ABSTRACT

The main objective of this work is to propose an efficient approach applicable to Intelligent Transportation Systems (ITS), particularly embedded vision systems, capable of detecting and tracking objects in a dynamic environment. Many previous works have been conducted in this field to design a powerful and robust ITS system taking into account the notion of optimization. However, in this work, we aim to develop an intelligent system based on Computer Vision (CV) and Artificial Intelligence (AI) that combines two distinct phases respectively; namely detection and recognition.
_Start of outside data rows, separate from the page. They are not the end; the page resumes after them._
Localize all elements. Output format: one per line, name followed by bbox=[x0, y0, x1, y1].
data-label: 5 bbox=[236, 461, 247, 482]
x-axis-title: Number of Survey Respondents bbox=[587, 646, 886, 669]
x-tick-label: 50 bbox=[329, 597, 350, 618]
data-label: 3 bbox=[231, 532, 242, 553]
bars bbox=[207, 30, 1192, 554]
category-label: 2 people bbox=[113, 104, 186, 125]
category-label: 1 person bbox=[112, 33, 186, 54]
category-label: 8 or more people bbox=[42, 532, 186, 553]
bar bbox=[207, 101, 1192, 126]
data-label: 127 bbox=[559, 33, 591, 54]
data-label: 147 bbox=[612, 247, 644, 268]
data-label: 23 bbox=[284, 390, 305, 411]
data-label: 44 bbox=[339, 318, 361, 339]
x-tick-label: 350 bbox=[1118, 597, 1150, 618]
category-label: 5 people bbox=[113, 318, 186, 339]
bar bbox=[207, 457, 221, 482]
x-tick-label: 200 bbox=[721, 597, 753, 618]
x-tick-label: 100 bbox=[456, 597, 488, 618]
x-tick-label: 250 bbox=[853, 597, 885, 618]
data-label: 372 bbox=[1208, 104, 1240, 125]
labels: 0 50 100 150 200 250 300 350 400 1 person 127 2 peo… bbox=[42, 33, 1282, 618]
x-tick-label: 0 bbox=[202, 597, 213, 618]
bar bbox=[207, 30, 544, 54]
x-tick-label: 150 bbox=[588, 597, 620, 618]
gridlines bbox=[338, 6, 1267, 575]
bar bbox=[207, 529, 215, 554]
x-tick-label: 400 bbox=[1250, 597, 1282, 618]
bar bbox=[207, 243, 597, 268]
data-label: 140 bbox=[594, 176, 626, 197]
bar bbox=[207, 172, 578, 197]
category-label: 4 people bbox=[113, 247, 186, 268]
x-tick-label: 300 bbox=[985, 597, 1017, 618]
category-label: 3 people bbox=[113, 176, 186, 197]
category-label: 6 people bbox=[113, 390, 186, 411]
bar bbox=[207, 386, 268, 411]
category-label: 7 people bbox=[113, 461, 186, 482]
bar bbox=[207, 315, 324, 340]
To achieve this objective, the paper focuses on the detection and recognition of traffic road signs. The proposed approach is based on an algorithm named Easy Road Sign Detection and Recognition Algorithm (ERSDRA). To detect traffic signs, we relied on colors (red, blue) and shapes (circle, square, triangle, and rectangle), and for traffic sign recognition, we proposed a CNN architecture (Convolution Neural network). The design of this architecture was inspired by two fundamental architectures, namely LeNet-5 and AlexNet, in order to have an optimistic CNN model after Deep Learning (DL). This CNN model is employed for the recognition of each cropped traffic sign, while Grad-CAM is used as explainable AI techniques to interpret visually the results of the CNN model. Finally, after several tests carried out on our improved approach, for the detection module, the error rate range is between 0,001% and 0,025% for triangular and square shapes respectively, while the recognition module reached the best score of 98,47% in accuracy. Given the performance and interpretability offered by the proposed model, we can say that our model can be useful in the automotive field for road safety, especially in Advanced Driving Assistance Systems (ADAS).